CARACTERISTIQUE MACROSCOPIQUE DE LA T.M.
A l’échelle du microscope optique, l’interface phase mère/martensite est un plan facile à observer au microscope optique. Il correspond rarement à un plan cristallographique simple. Il est le plus souvent d’indices irrationnels, invariants en dimension et en orientation lors de la transformation, que l’on nomme également « plan d’habitat » ou « plan d’accolement » .

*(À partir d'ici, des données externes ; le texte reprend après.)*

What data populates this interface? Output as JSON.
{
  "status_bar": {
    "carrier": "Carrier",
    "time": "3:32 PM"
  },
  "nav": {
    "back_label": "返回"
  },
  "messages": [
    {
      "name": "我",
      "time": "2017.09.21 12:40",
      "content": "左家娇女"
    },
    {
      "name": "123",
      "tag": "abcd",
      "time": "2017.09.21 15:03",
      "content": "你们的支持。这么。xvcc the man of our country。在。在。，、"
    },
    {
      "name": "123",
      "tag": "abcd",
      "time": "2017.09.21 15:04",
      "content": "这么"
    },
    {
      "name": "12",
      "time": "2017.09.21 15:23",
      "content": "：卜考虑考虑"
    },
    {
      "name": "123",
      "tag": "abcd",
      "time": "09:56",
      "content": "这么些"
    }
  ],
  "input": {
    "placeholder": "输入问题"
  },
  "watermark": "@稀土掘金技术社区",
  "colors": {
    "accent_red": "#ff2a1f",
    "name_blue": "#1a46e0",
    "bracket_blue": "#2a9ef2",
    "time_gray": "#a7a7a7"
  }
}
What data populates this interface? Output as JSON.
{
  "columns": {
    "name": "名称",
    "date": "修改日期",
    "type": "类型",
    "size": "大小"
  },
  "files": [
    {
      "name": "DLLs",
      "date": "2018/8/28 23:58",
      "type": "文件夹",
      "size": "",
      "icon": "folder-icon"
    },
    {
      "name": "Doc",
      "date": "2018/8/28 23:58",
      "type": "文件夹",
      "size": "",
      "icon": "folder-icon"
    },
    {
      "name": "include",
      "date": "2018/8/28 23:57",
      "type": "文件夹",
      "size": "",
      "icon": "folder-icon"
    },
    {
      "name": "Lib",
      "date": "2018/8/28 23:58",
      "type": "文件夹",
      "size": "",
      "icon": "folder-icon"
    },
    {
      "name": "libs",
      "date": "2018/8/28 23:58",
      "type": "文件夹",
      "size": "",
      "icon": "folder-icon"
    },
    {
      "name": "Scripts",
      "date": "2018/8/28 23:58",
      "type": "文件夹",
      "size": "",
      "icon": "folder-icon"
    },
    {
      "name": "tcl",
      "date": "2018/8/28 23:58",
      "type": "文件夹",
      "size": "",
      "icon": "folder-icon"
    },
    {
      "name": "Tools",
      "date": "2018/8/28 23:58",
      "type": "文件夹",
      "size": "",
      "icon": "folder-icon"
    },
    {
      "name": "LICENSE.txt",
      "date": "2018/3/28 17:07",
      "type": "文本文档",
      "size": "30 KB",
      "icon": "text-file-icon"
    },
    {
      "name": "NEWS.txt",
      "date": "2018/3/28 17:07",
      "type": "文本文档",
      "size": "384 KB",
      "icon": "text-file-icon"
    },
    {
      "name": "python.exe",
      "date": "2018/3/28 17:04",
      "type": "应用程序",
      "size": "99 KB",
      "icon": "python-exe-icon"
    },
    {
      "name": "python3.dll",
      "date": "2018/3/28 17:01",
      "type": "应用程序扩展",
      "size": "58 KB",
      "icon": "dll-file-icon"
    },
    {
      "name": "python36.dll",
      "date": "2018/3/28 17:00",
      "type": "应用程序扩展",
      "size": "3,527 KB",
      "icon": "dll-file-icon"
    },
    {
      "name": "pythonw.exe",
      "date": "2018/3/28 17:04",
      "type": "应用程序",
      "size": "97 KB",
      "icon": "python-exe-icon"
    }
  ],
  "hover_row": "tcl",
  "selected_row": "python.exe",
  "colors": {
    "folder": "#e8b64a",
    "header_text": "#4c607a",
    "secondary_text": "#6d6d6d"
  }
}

La transformation peut être décrite par un cisaillement homogène parallèle au plan d’habitat. Généralement, il existe plusieurs possibilités d’orientation de la martensite, appelées « variante ». Elles sont caractérisées par des plans d’habitats distincts et des cisaillements d’orientations différentes. Par exemple, dans un monocristal d’austénite de structure cubique, il existe 24 possibilités d’orientation de la martensite, qui peuvent conduire à 24 variantes de martensite qui se différencient par l’orientation de leur plan d’habitat et par la direction du cisaillement qui les ont fait naître. Ces 24 variantes de martensite sont équiprobables et elles se forment de façon à accommoder leurs déformations respectives. Ce groupe de variantes dites « auto accommodantes » permet une transformation sans déformation macroscopique .
CLASSIFICATION DE LA T.M.
Selon les allures de la transformation martensitique et les valeurs prises par l’étalement en température et l’hystérésis, on distingue deux grandes classes de transformation.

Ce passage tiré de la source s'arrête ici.